Il resto dei giorni passati a Torino tra pranzi vari e partite di calcio sarebbe davvero bello potervelo raccontare,ma ci vorrebbero almeno altre 10 pagine per non dimenticare qualcosa…così preferisco andare un po’ avanti nel tempo,ed arrivare dopo dopo avere trovato in extremis il furgone a noleggio in quel di Piacenza,dove ci aspettano Stefano Cerri e il Miccetta.
Arriviamo alle 6 del pomeriggio in 2 diversi gruppi, è tre giorni ormai che non suonano…
Dopo una birretta volante, c dirigiamo a verso il Locale, poco distante da Piacenza.Il posto è davvero carino,è una sorta di Irish Pub che in men che non si dica si riempie.Arrivano in ordine Paco e il Mera,Nardi,Michela,Alessandra,Greg, e tra distribuzioni varie e saluti, quel posto mai prima d’allora visto diventa subito familiare,sembra di essere a casa nostra…come sarà pienamente dimostrato da Ciaccio (vedrete!!!).
I primi a suonare sono i Pinheads,gruppo del Cerri che si esibisce in uno sgangherato tributo ai Ramones.
Però vi giuro,nonostante l’infinità di cazzate,sono divertenti…così arriva l’ora degli F.U.G. che con la loro solita mezzora di hard-core punk allietano il pubblico Piacentino.
La performance dei Popsters è caratterizzata da un Ciaccio completamente sbronzo, un Giacomazzi che non è da meno e con la scusa di fare qualche foto si stabilizza fino alla fine dietro la batteria,una special guest in Silly Girl del grande Simone Polecats (che peraltro sembra suonare da sempre con i Popsters) e da una carinissima ragazza grande fan dei Popsters che strappa il cuore a Stefanino che le dedica un pezzo.
Così alla fine nella sbronza collettiva Ciaccio senza sapere il perché,si ritrova in piedi barcollante sul bancone e incitato dalla folla impazzita offre un giro di 30 tequila bum bum che ci danno il colpo di grazia.
Dopo commuoventi baci e abbracci è Cerri che ci porta a suo rischio e pericolo a casa sua,da dove l’indomani si partirà alla volta di Novara.

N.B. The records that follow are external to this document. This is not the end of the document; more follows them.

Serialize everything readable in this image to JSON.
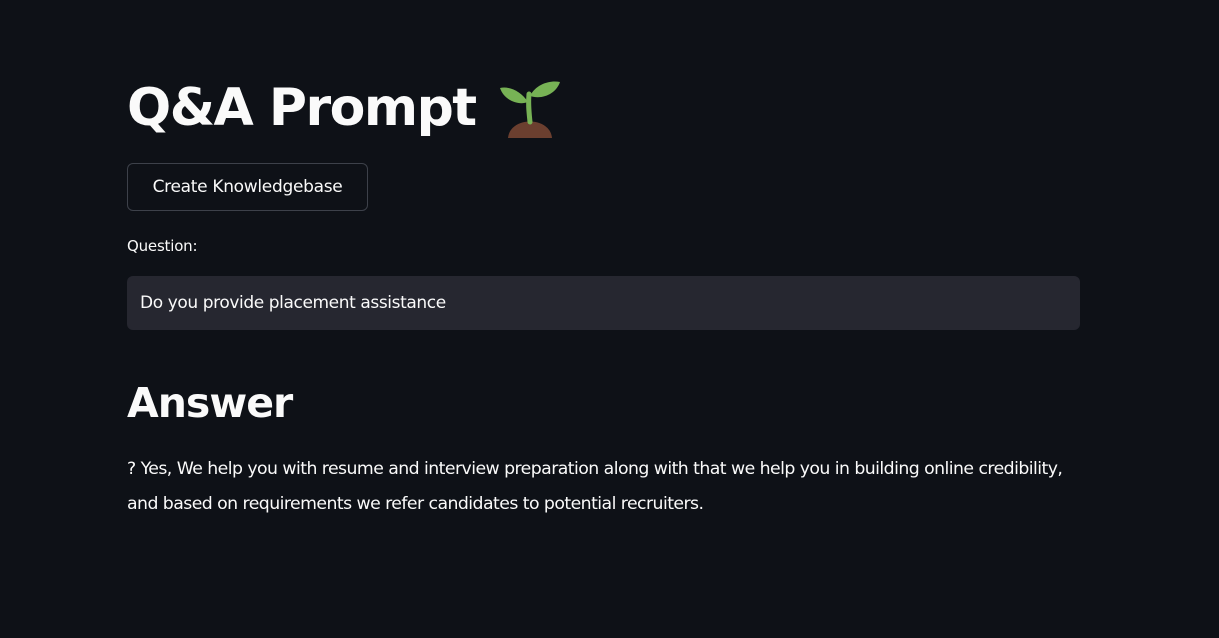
{
  "header": {
    "title": "Q&A Prompt",
    "title_icon": "seedling-icon"
  },
  "actions": {
    "create_button_label": "Create Knowledgebase"
  },
  "question": {
    "label": "Question:",
    "value": "Do you provide placement assistance"
  },
  "answer": {
    "heading": "Answer",
    "text": "? Yes, We help you with resume and interview preparation along with that we help you in building online credibility, and based on requirements we refer candidates to potential recruiters."
  },
  "theme": {
    "background": "#0e1117",
    "text": "#fafafa",
    "input_background": "#262730",
    "button_border": "#3d414a"
  }
}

Su questa data ci sarebbe da dire ben poco,anche perché causa organizzazione erano presenti solo tre spettatori. Da ricordare
comunque un simpaticissimo personaggio di nome PESO, che preso bene dal sound check finisce per crollare su un divano
(e penso che sia ancora lì a dormire).
La notte stessa scappiamo letteralmente per raggiungere Roma. Lì,incontriamo (come al solito completamente distrutti dall’alcool)

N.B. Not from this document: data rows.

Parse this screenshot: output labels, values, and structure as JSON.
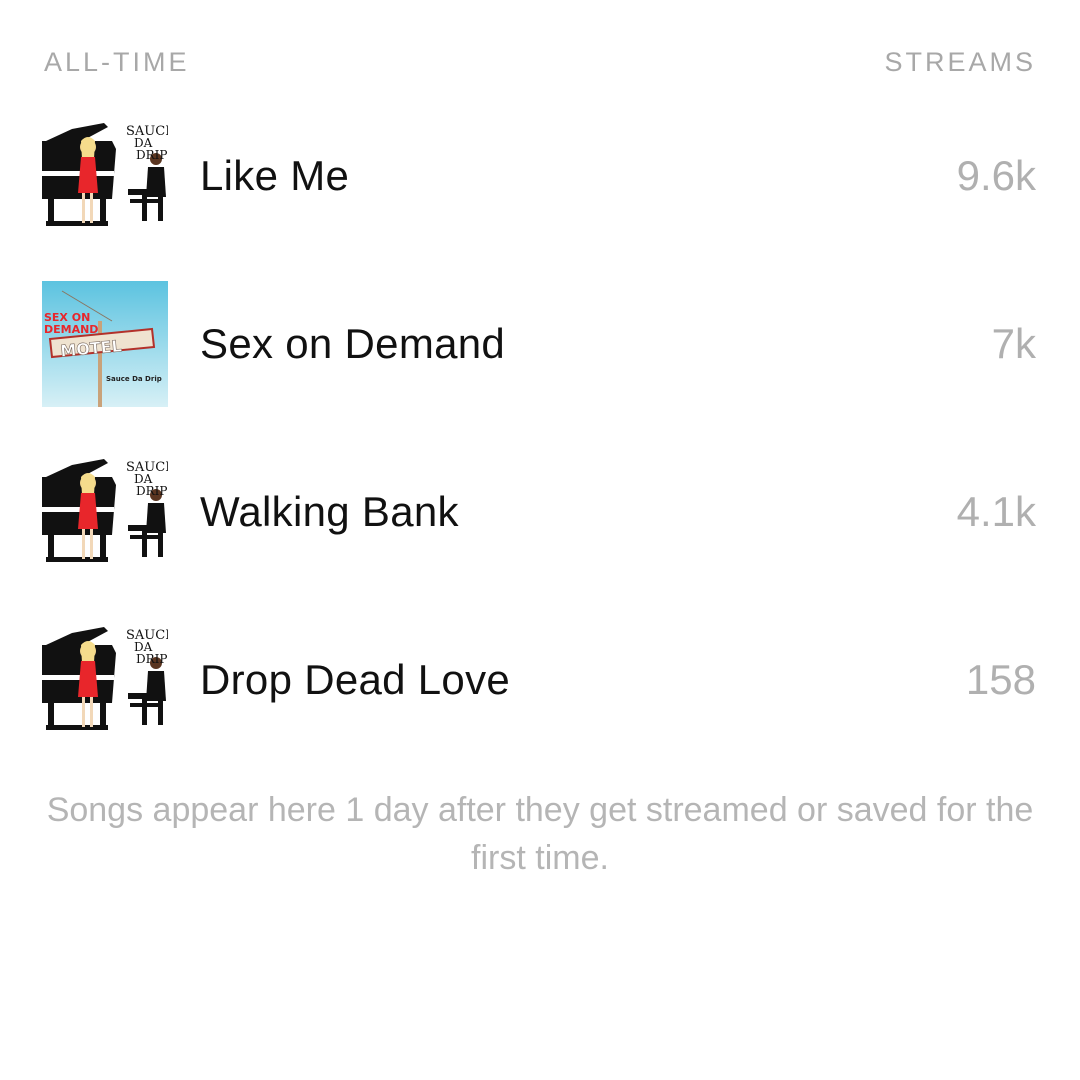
{
  "header": {
    "left_label": "ALL-TIME",
    "right_label": "STREAMS"
  },
  "songs": [
    {
      "title": "Like Me",
      "streams": "9.6k",
      "artwork": {
        "icon": "piano-album-art-icon",
        "text_lines": [
          "SAUCE",
          "DA",
          "DRIP"
        ]
      }
    },
    {
      "title": "Sex on Demand",
      "streams": "7k",
      "artwork": {
        "icon": "motel-album-art-icon",
        "headline_lines": [
          "SEX ON",
          "DEMAND"
        ],
        "sign_text": "MOTEL",
        "artist_text": "Sauce Da Drip"
      }
    },
    {
      "title": "Walking Bank",
      "streams": "4.1k",
      "artwork": {
        "icon": "piano-album-art-icon",
        "text_lines": [
          "SAUCE",
          "DA",
          "DRIP"
        ]
      }
    },
    {
      "title": "Drop Dead Love",
      "streams": "158",
      "artwork": {
        "icon": "piano-album-art-icon",
        "text_lines": [
          "SAUCE",
          "DA",
          "DRIP"
        ]
      }
    }
  ],
  "footer": {
    "note": "Songs appear here 1 day after they get streamed or saved for the first time."
  },
  "colors": {
    "text_primary": "#111111",
    "text_secondary": "#a8a8a8",
    "background": "#ffffff",
    "dress_red": "#e8262b",
    "sky_blue": "#7fd0e6"
  }
}
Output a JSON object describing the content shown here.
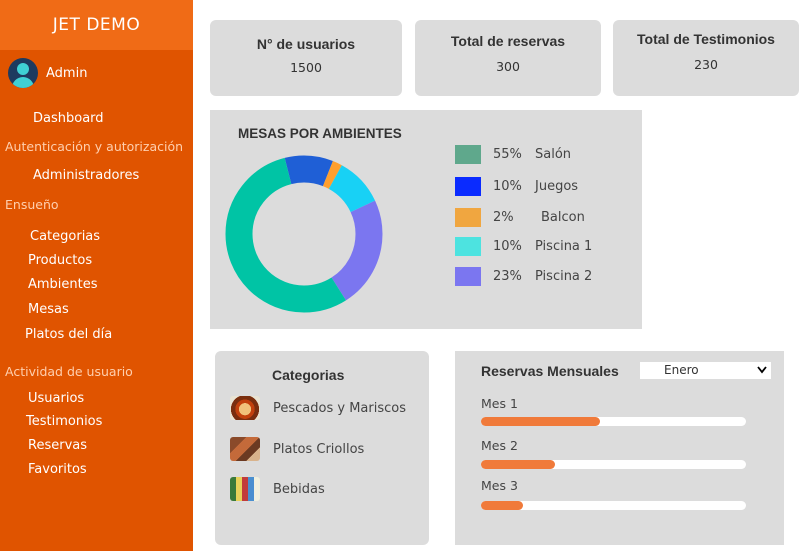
{
  "brand": "JET DEMO",
  "user": {
    "name": "Admin"
  },
  "sidebar": {
    "dashboard": "Dashboard",
    "section_auth": "Autenticación y autorización",
    "administradores": "Administradores",
    "section_ensueno": "Ensueño",
    "categorias": "Categorias",
    "productos": "Productos",
    "ambientes": "Ambientes",
    "mesas": "Mesas",
    "platos": "Platos del día",
    "section_actividad": "Actividad de usuario",
    "usuarios": "Usuarios",
    "testimonios": "Testimonios",
    "reservas": "Reservas",
    "favoritos": "Favoritos"
  },
  "stats": [
    {
      "title": "N° de usuarios",
      "value": "1500"
    },
    {
      "title": "Total de reservas",
      "value": "300"
    },
    {
      "title": "Total de Testimonios",
      "value": "230"
    }
  ],
  "mesas": {
    "title": "MESAS POR AMBIENTES",
    "legend": [
      {
        "pct": "55%",
        "name": "Salón",
        "color": "#5fa88c"
      },
      {
        "pct": "10%",
        "name": "Juegos",
        "color": "#0a2bff"
      },
      {
        "pct": "2%",
        "name": "Balcon",
        "color": "#f0a640"
      },
      {
        "pct": "10%",
        "name": "Piscina 1",
        "color": "#4de3e0"
      },
      {
        "pct": "23%",
        "name": "Piscina 2",
        "color": "#7b76f0"
      }
    ]
  },
  "chart_data": {
    "type": "pie",
    "title": "MESAS POR AMBIENTES",
    "categories": [
      "Salón",
      "Juegos",
      "Balcon",
      "Piscina 1",
      "Piscina 2"
    ],
    "values": [
      55,
      10,
      2,
      10,
      23
    ],
    "colors": [
      "#00c4a5",
      "#1f5fd6",
      "#ff9f2e",
      "#18d1f5",
      "#7b76f0"
    ],
    "legend_position": "right"
  },
  "categorias": {
    "title": "Categorias",
    "items": [
      {
        "label": "Pescados y Mariscos",
        "icon": "seafood-thumbnail"
      },
      {
        "label": "Platos Criollos",
        "icon": "creole-dish-thumbnail"
      },
      {
        "label": "Bebidas",
        "icon": "drinks-thumbnail"
      }
    ]
  },
  "reservas": {
    "title": "Reservas Mensuales",
    "selected_month": "Enero",
    "rows": [
      {
        "label": "Mes 1",
        "progress": 0.45
      },
      {
        "label": "Mes 2",
        "progress": 0.28
      },
      {
        "label": "Mes 3",
        "progress": 0.16
      }
    ]
  }
}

verso le 19 Umberto e i Turturros e Valentina.
Arrivati al Sonica dove tra una tipa bonissima al bancone e un incontenibile Giacomazzi si arriva al concerto con i Turturros ad
aprire. Non è la prima volta che li vedo, comunque grazie anche ad un indimenticabile esibizione del batterista suonano davvero
bene e riescono a coinvolgere gran parte della folla presente. Non sono da meno gli F.U.G. che senza particolari problemi eseguono
tutta la scaletta per lasciare spazio ai Popsters.
In un’occasione così particolare non deludono le aspettative e si esibiscono in uno dei migliori concerti dell’intero Tour nonostante
un Pallino segnato dalla stanchezza dei giorni trascorsi.

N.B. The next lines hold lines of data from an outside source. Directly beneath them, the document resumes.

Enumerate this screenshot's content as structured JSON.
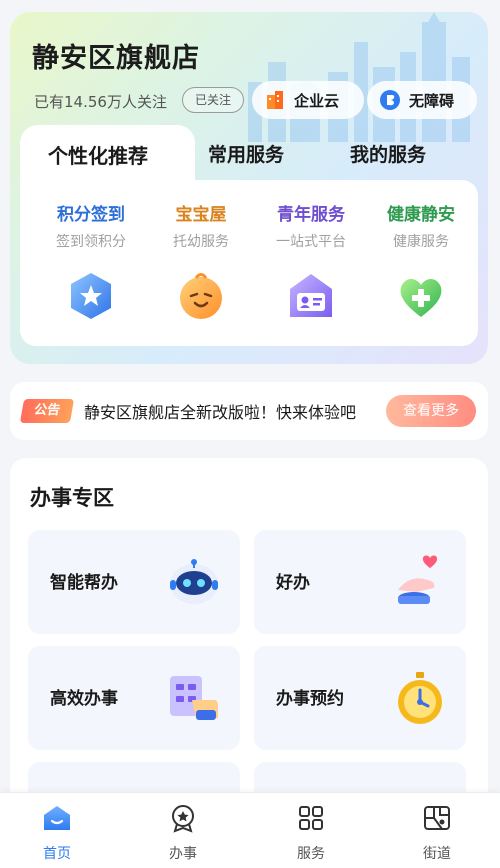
{
  "header": {
    "title": "静安区旗舰店",
    "followers": "已有14.56万人关注",
    "follow_button": "已关注",
    "enterprise_cloud": "企业云",
    "accessibility": "无障碍"
  },
  "tabs": [
    {
      "label": "个性化推荐",
      "active": true
    },
    {
      "label": "常用服务",
      "active": false
    },
    {
      "label": "我的服务",
      "active": false
    }
  ],
  "featured_services": [
    {
      "title": "积分签到",
      "subtitle": "签到领积分",
      "color": "#2f6fd8",
      "icon": "star-shield-icon"
    },
    {
      "title": "宝宝屋",
      "subtitle": "托幼服务",
      "color": "#d9821e",
      "icon": "baby-face-icon"
    },
    {
      "title": "青年服务",
      "subtitle": "一站式平台",
      "color": "#6f4ed0",
      "icon": "id-card-house-icon"
    },
    {
      "title": "健康静安",
      "subtitle": "健康服务",
      "color": "#2e9b4f",
      "icon": "health-heart-icon"
    }
  ],
  "notice": {
    "tag": "公告",
    "text": "静安区旗舰店全新改版啦！快来体验吧",
    "button": "查看更多"
  },
  "zone": {
    "title": "办事专区",
    "cards": [
      {
        "label": "智能帮办",
        "icon": "robot-icon"
      },
      {
        "label": "好办",
        "icon": "hand-heart-icon"
      },
      {
        "label": "高效办事",
        "icon": "document-check-icon"
      },
      {
        "label": "办事预约",
        "icon": "stopwatch-icon"
      }
    ]
  },
  "bottom_nav": [
    {
      "label": "首页",
      "icon": "home-icon",
      "active": true
    },
    {
      "label": "办事",
      "icon": "star-badge-icon",
      "active": false
    },
    {
      "label": "服务",
      "icon": "grid-icon",
      "active": false
    },
    {
      "label": "街道",
      "icon": "map-icon",
      "active": false
    }
  ],
  "colors": {
    "accent": "#2f7bf0",
    "notice_tag": "#ff6d5a",
    "notice_button": "#ff8d82"
  }
}
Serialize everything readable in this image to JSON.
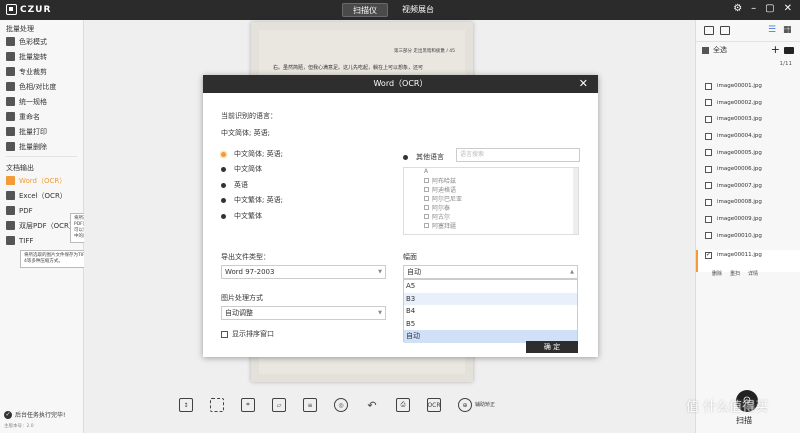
{
  "app": {
    "logo": "CZUR"
  },
  "top_tabs": [
    {
      "label": "扫描仪",
      "active": true
    },
    {
      "label": "视频展台",
      "active": false
    }
  ],
  "sidebar": {
    "section1": "批量处理",
    "items1": [
      "色彩模式",
      "批量旋转",
      "专业裁剪",
      "色相/对比度",
      "统一规格",
      "重命名",
      "批量打印",
      "批量删除"
    ],
    "section2": "文档输出",
    "items2": [
      "Word（OCR）",
      "Excel（OCR）",
      "PDF",
      "双层PDF（OCR）",
      "TIFF"
    ],
    "tooltip_pdf": "将所选取的图片文件保存为双层PDF（全称Searchable PDF），每一个页面都是由两层即图像层与文字层所组成，既可以读取图像中的图形与文字，又能运用文字层，直接对其中的内容进行检索。",
    "tooltip_tiff": "将所选取的图片文件保存为TIFF文件，支持彩色、灰度图像，有LZW、JPEG和Group 4等多种压缩方式。",
    "bottom_check": "后台任务执行完毕!",
    "version": "主版本号：2.0"
  },
  "dialog": {
    "title": "Word（OCR）",
    "current_lang_label": "当前识别的语言：",
    "current_lang_value": "中文简体; 英语;",
    "radio_options": [
      "中文简体; 英语;",
      "中文简体",
      "英语",
      "中文繁体; 英语;",
      "中文繁体"
    ],
    "other_lang_label": "其他语言",
    "search_placeholder": "语言搜索",
    "lang_header": "A",
    "lang_list": [
      "阿布哈兹",
      "阿迪格语",
      "阿尔巴尼亚",
      "阿尔泰",
      "阿古尔",
      "阿塞拜疆"
    ],
    "export_type_label": "导出文件类型：",
    "export_type_value": "Word 97-2003",
    "page_size_label": "幅面",
    "page_size_value": "自动",
    "page_size_options": [
      "A5",
      "B3",
      "B4",
      "B5",
      "自动"
    ],
    "image_proc_label": "图片处理方式",
    "image_proc_value": "自动调整",
    "show_order_label": "显示排序窗口",
    "ok_button": "确 定"
  },
  "toolbar": {
    "ocr_label": "OCR",
    "correct_label": "辅助矫正"
  },
  "right_panel": {
    "select_all": "全选",
    "page_indicator": "1/11",
    "files": [
      "image00001.jpg",
      "image00002.jpg",
      "image00003.jpg",
      "image00004.jpg",
      "image00005.jpg",
      "image00006.jpg",
      "image00007.jpg",
      "image00008.jpg",
      "image00009.jpg",
      "image00010.jpg",
      "image00011.jpg"
    ],
    "active_actions": [
      "删除",
      "重扫",
      "详情"
    ],
    "scan_label": "扫描"
  },
  "document": {
    "header": "第三部分 走出黑暗和疲惫 / 45",
    "line1": "右。虽然简陋，但我心满意足。这儿先吃起，躺在上可以想象，还可"
  },
  "watermark": "值 什么值得买",
  "colors": {
    "accent": "#f29b38",
    "dark": "#2e2e2e"
  }
}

La serata continua tra vendite smodate e Umberto e Gianluca che in occasione dei loro compleanni continuano ad allietarci con la
loro presenza.
Così alle 4 del mattino Umberto per concludere il tutto stappa una bottiglia di Spumante che ci manda tutti a letto felici e contenti.
Ormai mancano solo 2 giorni alla fine.
Il sabato lo trascorriamo a Roma in allegra compagnia e la domenica ripartiamo per Napoli dove ci aspettano Walter dei Brainers e i Blissful.Dopo pezzi di pizza pazza che fanno la nostra felicità e qualche birra per svegliarci un po’ arriva il momento dell’ultimo concerto.
Aprono i Blissfull che suonano un gradevole hard-core melodico e si dimostrano davvero molto simpatici.Dopo tocca ai Popsters…questa sera saranno gli F.U.G. a chiudere.
In un misto di punk-rock,casino,volgarità e divertimento il concerto è davvero fighissimo. Walter completamente sbronzo è incontenibile e la situazione ormai delirante coinvolge tutti i presenti che si scatenano nel primo e unico pogo del tour.
Dopo la solita,regolare performance degli F.U.G. è davvero la fine.
Appena svegli l’indomani salutiamo i gentilissimi Napoletani e ripartiamo a malincuore verso Palermo.
Il viaggio di ritorno si conclude senza grossi problemi, ma soltanto tra citazioni e ricordi dei giorni trascorsi insieme.